WCJung Script pt1

From Biolecture.org

Slide 1

I am dealing with the next section about the method of construction of pan genome. I  would divide this part into 3 steps, which are, first, Prepare and sequencing the strain sample, and then assemble and annotation the sequencing data. Finally, Clustering the genes so as to see the distribution of core, accessary and strain specific genes.

 

Slide 2

When you are preparing for bacterial sequenceing how would you pick certain species and strains?
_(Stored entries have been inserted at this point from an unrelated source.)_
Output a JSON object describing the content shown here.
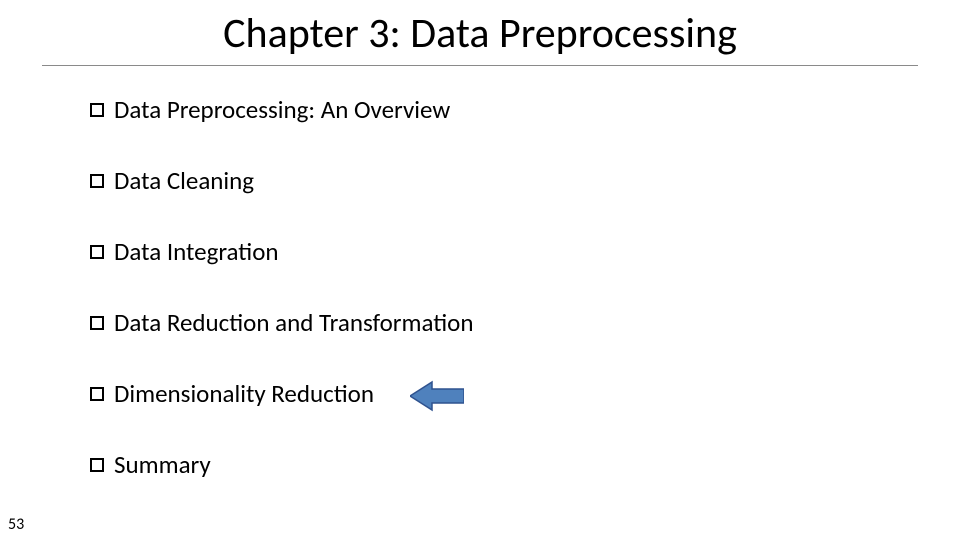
{
  "title": "Chapter 3: Data Preprocessing",
  "items": [
    "Data Preprocessing: An Overview",
    "Data Cleaning",
    "Data Integration",
    "Data Reduction and Transformation",
    "Dimensionality Reduction",
    "Summary"
  ],
  "page_number": "53",
  "arrow_target_index": 4
}
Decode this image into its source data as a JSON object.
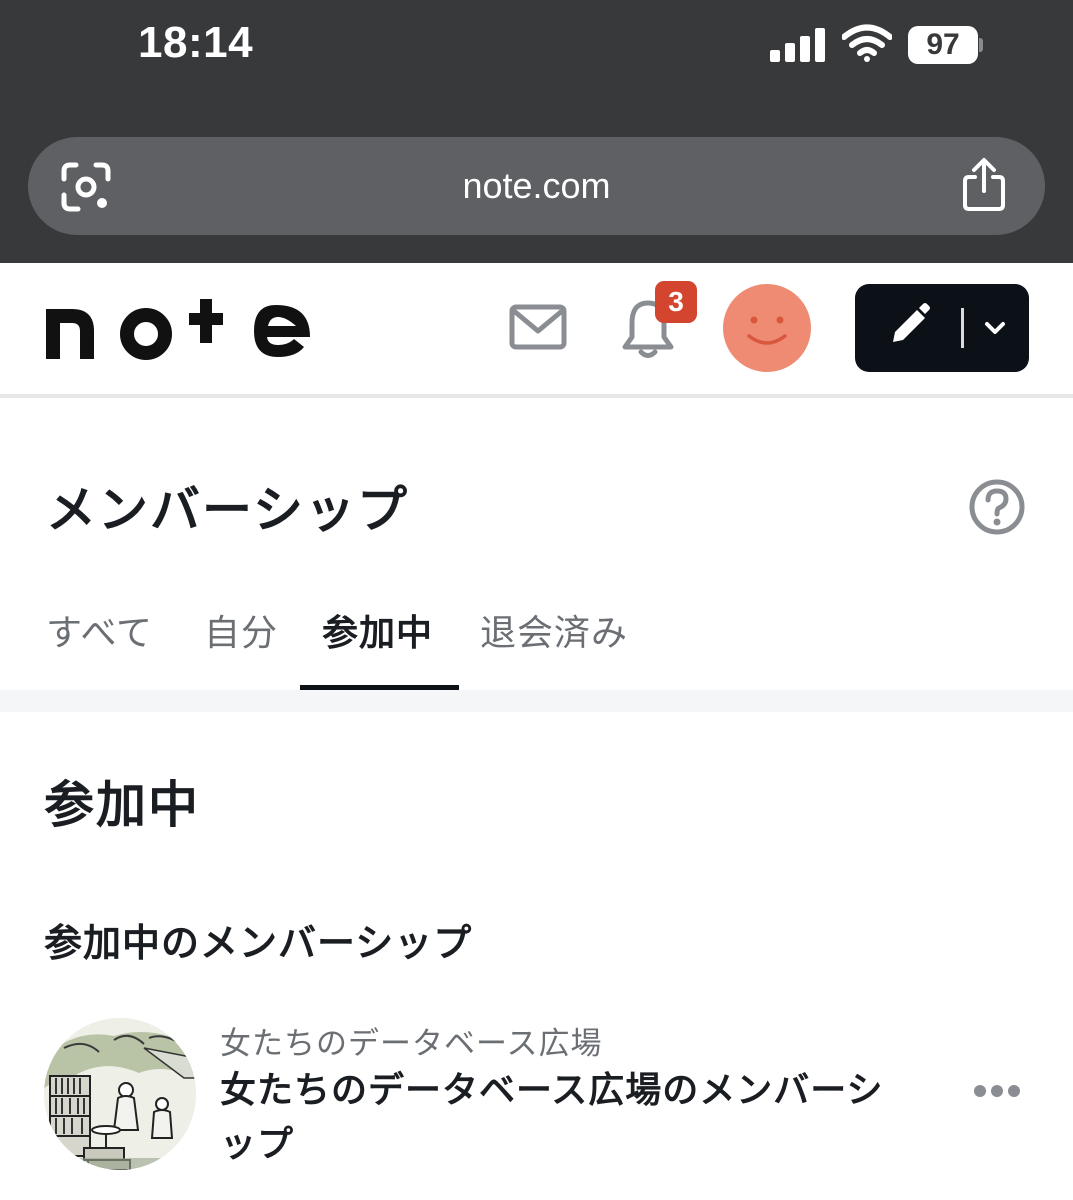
{
  "status_bar": {
    "time": "18:14",
    "battery": "97"
  },
  "browser": {
    "url": "note.com"
  },
  "header": {
    "logo_text": "note",
    "notification_count": "3"
  },
  "page": {
    "title": "メンバーシップ",
    "tabs": [
      {
        "label": "すべて",
        "active": false
      },
      {
        "label": "自分",
        "active": false
      },
      {
        "label": "参加中",
        "active": true
      },
      {
        "label": "退会済み",
        "active": false
      }
    ]
  },
  "content": {
    "section_heading": "参加中",
    "sub_heading": "参加中のメンバーシップ",
    "memberships": [
      {
        "creator": "女たちのデータベース広場",
        "plan": "女たちのデータベース広場のメンバーシップ"
      }
    ]
  },
  "colors": {
    "chrome_bg": "#38393b",
    "urlbar_bg": "#5e6064",
    "badge_red": "#d3452f",
    "avatar_salmon": "#ef8b72",
    "post_button_bg": "#0c1117",
    "tab_active_underline": "#0c1117"
  },
  "icons": {
    "lens": "google-lens-icon",
    "share": "share-icon",
    "mail": "mail-icon",
    "bell": "bell-icon",
    "avatar": "smiley-avatar-icon",
    "pencil": "pencil-icon",
    "chevron": "chevron-down-icon",
    "help": "question-circle-icon",
    "more": "more-horizontal-icon"
  }
}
For the cases of prokaryotes, obviously there are several model organisms like E. coli you can think of at hand. In turn, we can easily imagine homogeneous colonies from many differnet sub species or strains that exist inside the species of E.coli. You can purify DNA samples from the each coloies.

 

Slide 3

How about this figure? Do you see the difference? Let's imagine a mixture of bacterial organisms of different strains or even species, which could exist in nature or in artificial way. I want to emphasize the posibility of many differenet resolutions in terms of emerging phenotypes of different gene sets in the genome. or we can imagine about the scope of single cell if possible.

 

Slide 4

Next step is what we learned in the class. We use NGS sequencing to get the sequence data of each samples and assemble or map the sequence with the help of already reported databases.

 

Slide 5

Let me say that each A, B and C stands for colonies for distinct DNA samples. We would sequence it

 

Slide 6

And We would get the same number of distinct genomes for the each DNA samples.

 

Slide 7

With the Genome sequence, and then, we annotate every part of the genome with reported information of the gene elements like, CDS, amino acid sequences, expression regulatory elements and etc. As you see the in the bottom of the figure. Finally, now, we can compose a kind of pan genome from this data.

 

Slide 8

The most important step here is how we integrate these genomes into A pan genome?

As it has been mentioned earlier, we can divide a pan genome into core, accessary, and strain or species specific genes. Simply speaking we sort every gene of the genomes into clusters of the pan genome.

 

Slide 9

The meaning of the core genome was a set of genes which is shared by all of different strains in a group of interest. For this reason, we should know that which genes are the same or shared. We look up for the orthologous genes

 

Slide 10

For example, the gene a, the gene a prime, and the gene a double prime are orthologous to each other. We gather these genes into the cluster a. Likewise, we do the same process for each gene b, c, and d. If every single genome has a gene of cluster a, we can call the cluster as core gene cluster. If some of the strains, but not all of them, have a gene from another cluster, we call it as accessary gene cluster. Then what about the case of a single gene of which we cannot find any orthologous gene from every single genome? We keep the gene into a distinct cluster, which we can call it a species or strain specific gene cluster.

 

Slide 11

There are diverse clustering tools and databases for pan genome analysis

like these. You can easily search these on published journals.

However, there are still some similarities between them, regarding the method they use.

 

Slide 12

As I said one thing important is the way how we find each gene is related? I think these are quite universal ways which is used to find homologous genes which can be either paralog or ortholog.

Reciprocal best hit means a kind of result that comes from ordinary mapping algorithm. When you look up a gene from a sample of interest on a different genome of database, that means you search for a gene which scores best with mapping algorithm. When the found gene is looked up on the very genome of sample reversely, the gene of interest can be also the best hit reciprocally. Such cases are called reciprocal best hit.

For the scoring mechanism the nucleotide sequence of CDS or amino acid sequence is used.

For unannotated Proteins, we can refer to protein database for reported proteins of other organisms. COG is a database for such integrated database for othologous gene group.

 

Slide 13

Let carry on to the next section. Discussion. The prior two subject stands for what we can infer from the concept of pan genome and Horizontal gene transfer. For the lst subject we will discuss how it can be merged into kind of dynamics of prokaryotic genome.

 

Slide 14

If you just search the integreted journal web site, you will easily come up with many articles and papers about pan genome. Recently different research have been done about bacterial lifestyle like habitat, behavior, diet and also pathogenicity using pan genome analysis of other distinct species than E. coli. We can distinguish what certain gene make up such phenotypes even within a single species.

 

Slide 15

Horizontal Gene transfer of prokaryotes is relatively better known idea compared to pan genome. This is not the paper but I could find an article reported in 1989 about HGT between strains of S. pneumonia of its pennisilin resistancy related gene.

 

Slide 16

We see it is obvious that the horizontal geen transfer has certain impact on the dynamics of baterial pan genome. We think how much impact it has and how fast it affect are interesting point of further research. In this perspective. We are planning to select an recently reported bacterial research and to suggest some method for further analytic research regarding this point, if possible.